The Logan metropolitan area has been named the second-best performing small city in the United States by the 2021 Milken Institute Best Performing Cities (BPC) analysis.
The community was recognized for its economic vitality by the annual report, which emphasizes jobs, wages, and high-tech growth while incorporating housing affordability and household broadband access. The Milken Institute credited Logan’s sustained job and wage growth through the duration of the pandemic and the city’s diversified and high-tech industrial base.
“We are fortunate to live in a community with a low unemployment rate, a competitive labor force, and a diverse economy not anchored to one industry,” said Logan Mayor Holly Daines. “While we recognize that not all have been insulated from the effects of the COVID-19 pandemic, Logan residents and businesses have continued to enjoy a unique quality of life not seen in other communities.”
While other universities in the nation reported furloughs and layoffs in 2020, Utah State University, the community’s top employer, did not lay off any employees due to the pandemic. The university also welcomed its largest new class to the Logan campus in the fall and reported overall steady enrollment numbers, which contributed to maintaining a strong local economy.
“We are privileged to live in a great community that enjoys a strong, resilient and robust economy,” said USU President Noelle E. Cockett. “We also recognize the impact Utah State University’s enrollment and employment has on Cache Valley and are pleased to see that reflected in the Milken Institute’s report. As part of our mission as a land-grant university, USU prioritizes its partnerships with local communities, and we strive to support economic development however possible.”
The city ranked fifth overall in the number of high-tech industries that call Logan home, including pharmaceutical and medical equipment manufacturing.

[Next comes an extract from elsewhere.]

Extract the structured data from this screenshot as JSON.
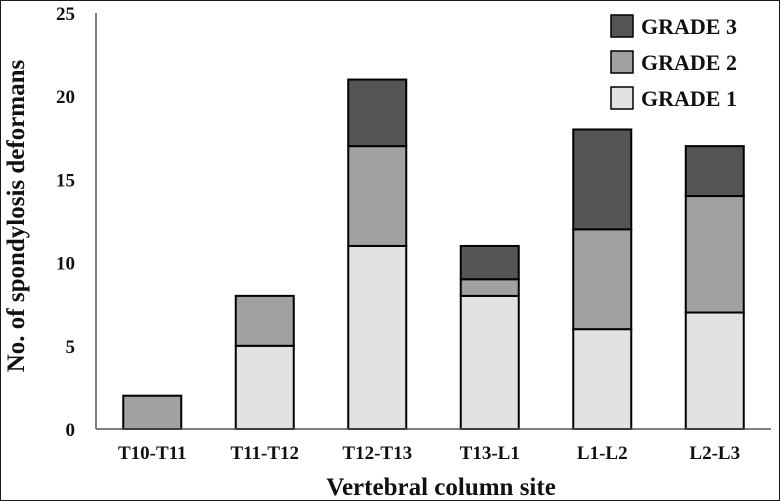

These industries have helped Logan sustain the local economy.
“These prominent medical industries have sustained the local economy through an otherwise difficult 2020,” the report reads. “Notably, Logan is one of the few metros in both our large and small cities with positive short-term job growth.”
Logan’s 2021 ranking is one spot better than the 2020 ranking, keeping Logan as a Tier 1 city in the 201 small cities that were scored. Logan is one of just 13 small cities to earn the Tier 1 ranking.

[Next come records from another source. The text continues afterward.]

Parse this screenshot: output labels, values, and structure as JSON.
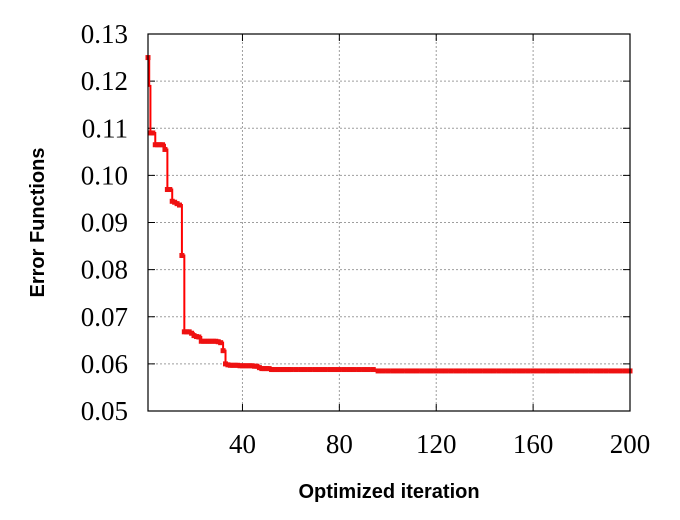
{
  "chart_data": {
    "type": "line",
    "title": "",
    "xlabel": "Optimized iteration",
    "ylabel": "Error Functions",
    "xlim": [
      1,
      200
    ],
    "ylim": [
      0.05,
      0.13
    ],
    "x_ticks": [
      40,
      80,
      120,
      160,
      200
    ],
    "y_ticks": [
      0.05,
      0.06,
      0.07,
      0.08,
      0.09,
      0.1,
      0.11,
      0.12,
      0.13
    ],
    "y_tick_labels": [
      "0.05",
      "0.06",
      "0.07",
      "0.08",
      "0.09",
      "0.10",
      "0.11",
      "0.12",
      "0.13"
    ],
    "grid": true,
    "series_color": "#ff0000",
    "series": [
      {
        "x": [
          1,
          1.5,
          2,
          3,
          4,
          5,
          6,
          7,
          8,
          9,
          10,
          11,
          12,
          13,
          14,
          15,
          16,
          17,
          18,
          19,
          20,
          21,
          22,
          23,
          24,
          25,
          26,
          27,
          28,
          29,
          30,
          31,
          32,
          33,
          34,
          35,
          36,
          37,
          38,
          39,
          40,
          41,
          42,
          43,
          44,
          45,
          46,
          47,
          48,
          49,
          50,
          52,
          54,
          56,
          58,
          60,
          65,
          70,
          80,
          90,
          95,
          100,
          110,
          120,
          130,
          140,
          150,
          160,
          170,
          180,
          190,
          200
        ],
        "y": [
          0.125,
          0.119,
          0.109,
          0.109,
          0.1065,
          0.1065,
          0.1065,
          0.1065,
          0.1055,
          0.097,
          0.097,
          0.0945,
          0.0943,
          0.094,
          0.0937,
          0.083,
          0.0668,
          0.0668,
          0.0668,
          0.0665,
          0.066,
          0.0658,
          0.0657,
          0.0648,
          0.0648,
          0.0648,
          0.0648,
          0.0648,
          0.0648,
          0.0648,
          0.0647,
          0.0645,
          0.0628,
          0.06,
          0.0598,
          0.0597,
          0.0597,
          0.0597,
          0.0597,
          0.0596,
          0.0596,
          0.0596,
          0.0596,
          0.0596,
          0.0596,
          0.0595,
          0.0595,
          0.0592,
          0.059,
          0.059,
          0.059,
          0.0588,
          0.0588,
          0.0588,
          0.0588,
          0.0588,
          0.0588,
          0.0588,
          0.0588,
          0.0588,
          0.0585,
          0.0585,
          0.0585,
          0.0585,
          0.0585,
          0.0585,
          0.0585,
          0.0585,
          0.0585,
          0.0585,
          0.0585,
          0.0585
        ]
      }
    ]
  }
}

Cities are ranked on several factors including:
- Job and wage growth over a one-year and five-year period
- Short-term job growth
- High-tech GDP growth over a one-year and five-year period
- Housing affordability over a one-year and five-year period
- High-tech concentration
- Broadband access
According to the Milken Institute’s data, Logan ranked highly in many crucial areas of the index, leading to its No. 2 ranking among small cities. It joins other larger metropolitan areas in Utah on the report, including Provo-Orem, Salt Lake City, Ogden-Clearfield and St. George, which all landed at or near the top of their categories.
Logan ranked ninth in short-term job growth over a one-year period, while also ranking seventh in wage growth over a one-year period, showing the city’s resilience despite the COVID-19 pandemic. The city also ranked in the top 20 in high-tech GDP concentration, five-year wage growth and five-year employment growth, showing sustained gains.
“For years, Logan has been known for its stability, beauty and natural amenities,” Mayor Daines said. “We expect to continue to see innovation in our technology sector that will grow our competitive and educated workforce.”
The goal of the Best Performing Cities index is to help readers evaluate how well these cities promote economic vitality and stability. Because of the COVID-19 pandemic, this year’s rankings included such metrics as housing affordability and broadband internet access, as stay-at-home orders and social distancing played a factor in economic growth, as well as the traditional metrics of job and wage growth and tech GDP. This is also the first year the cities have been grouped into five tiers. The index has been published annually since 1999.